|Updated: 5/01/2012 8:21 am
||Published: 4/30/2012 1:21 pm
Arkansans have changed the world through inventions. Paul W. Klipsch is one of America's most celebrated audio pioneers who started hand-making speakers in Hope, Arkansas almost 70 years ago. Today, Klipsch is still one of the leading global manufacturers of speakers.
The power of music coming through speakers adds to the experience at concerts and movie theaters. When customers ask about home theater or stereo systems, top name brands that come to mind include Samsung, Sony, and Bose. Klipsch is also top of the line.
Jerry Calhoon is the plant manager and says when the name Klipsch is thought of, what comes to mind is pure reputation of sound. "We started a homegrown business and still build a lot of the products here in Hope. That's what gets people."
Paul W. Klipsch is remembered for his humor and known for catching people who he thought told tales. He used to wear a pin on his lapel, and when someone would make what he thought to be an outlandish remark, he'd flip his lapel over to reveal the pin which said "bull#hit."

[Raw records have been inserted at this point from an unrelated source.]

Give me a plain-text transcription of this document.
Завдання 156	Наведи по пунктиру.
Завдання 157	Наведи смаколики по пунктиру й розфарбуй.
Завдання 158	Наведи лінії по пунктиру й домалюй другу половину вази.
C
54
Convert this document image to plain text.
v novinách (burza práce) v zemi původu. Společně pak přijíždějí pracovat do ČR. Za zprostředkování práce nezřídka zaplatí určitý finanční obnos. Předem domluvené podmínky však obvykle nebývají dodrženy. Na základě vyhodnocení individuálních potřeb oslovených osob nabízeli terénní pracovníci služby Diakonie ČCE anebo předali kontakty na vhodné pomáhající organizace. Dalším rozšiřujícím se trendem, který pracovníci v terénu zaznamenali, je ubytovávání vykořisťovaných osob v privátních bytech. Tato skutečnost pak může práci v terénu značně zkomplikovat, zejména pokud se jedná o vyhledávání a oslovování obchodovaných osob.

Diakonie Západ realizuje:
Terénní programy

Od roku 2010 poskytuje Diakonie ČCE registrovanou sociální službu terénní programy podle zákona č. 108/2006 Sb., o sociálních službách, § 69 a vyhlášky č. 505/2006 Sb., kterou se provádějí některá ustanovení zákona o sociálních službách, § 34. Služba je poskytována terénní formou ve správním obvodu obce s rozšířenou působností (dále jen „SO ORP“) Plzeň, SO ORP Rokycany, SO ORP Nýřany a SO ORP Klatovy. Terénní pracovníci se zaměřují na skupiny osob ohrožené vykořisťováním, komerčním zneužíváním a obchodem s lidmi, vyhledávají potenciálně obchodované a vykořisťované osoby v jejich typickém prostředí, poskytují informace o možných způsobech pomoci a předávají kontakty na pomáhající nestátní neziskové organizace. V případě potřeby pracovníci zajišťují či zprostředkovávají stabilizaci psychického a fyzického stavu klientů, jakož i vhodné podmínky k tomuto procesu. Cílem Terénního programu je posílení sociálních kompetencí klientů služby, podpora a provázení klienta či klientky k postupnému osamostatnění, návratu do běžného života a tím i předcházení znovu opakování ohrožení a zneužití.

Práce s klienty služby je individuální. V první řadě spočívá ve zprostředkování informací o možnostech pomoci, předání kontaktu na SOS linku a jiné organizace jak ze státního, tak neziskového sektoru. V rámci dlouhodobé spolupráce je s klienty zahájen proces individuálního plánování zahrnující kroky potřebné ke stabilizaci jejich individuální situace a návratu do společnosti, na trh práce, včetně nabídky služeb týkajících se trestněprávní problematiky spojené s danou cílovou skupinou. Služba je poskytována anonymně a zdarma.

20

Calhoon says Klipsch worked hard, and was passionate about his product. "When I started working at the plant, he'd come in everyday. He was a unique character. He was a good guy."
Up to the age of 96, friend and former employee Robert "Bodock" Wyatt says Klipsch played an active role in the company. "He'd stop in the middle of the day and say "Champagne! We've met our goal." He always came into the plant to check on folks. He's one person you'll never forget. He was a genius. He liked gadgets and fixing things. If I went to his house and my watch was off, he'd get his things and set it."
Klipsch and his wife, Valerie, sold the business to a cousin in Indianapolis in 1989, where the corporate headquarters is currently located. Even though the company has changed considerably since those early days, Calhoon says they look to the future with an eye to the past. "What makes you so proud when you listen to the product that we make is the emotion it puts in you. You know you had a little bit to do with that, and that gives you a lot of pride."
Paul W. Klipsch passed away in 2002 at 98 years old. The heritage and drive for perfection of his early work is the standard by which the company produces loudspeakers today.
In her 90's, Valerie Klipsch still lives in Hope, Arkansas and keeps tabs on her husband's old business. She still spends time with Robert "Bodock" Wyatt who has been a faithful friend to the Klipsch family all these years.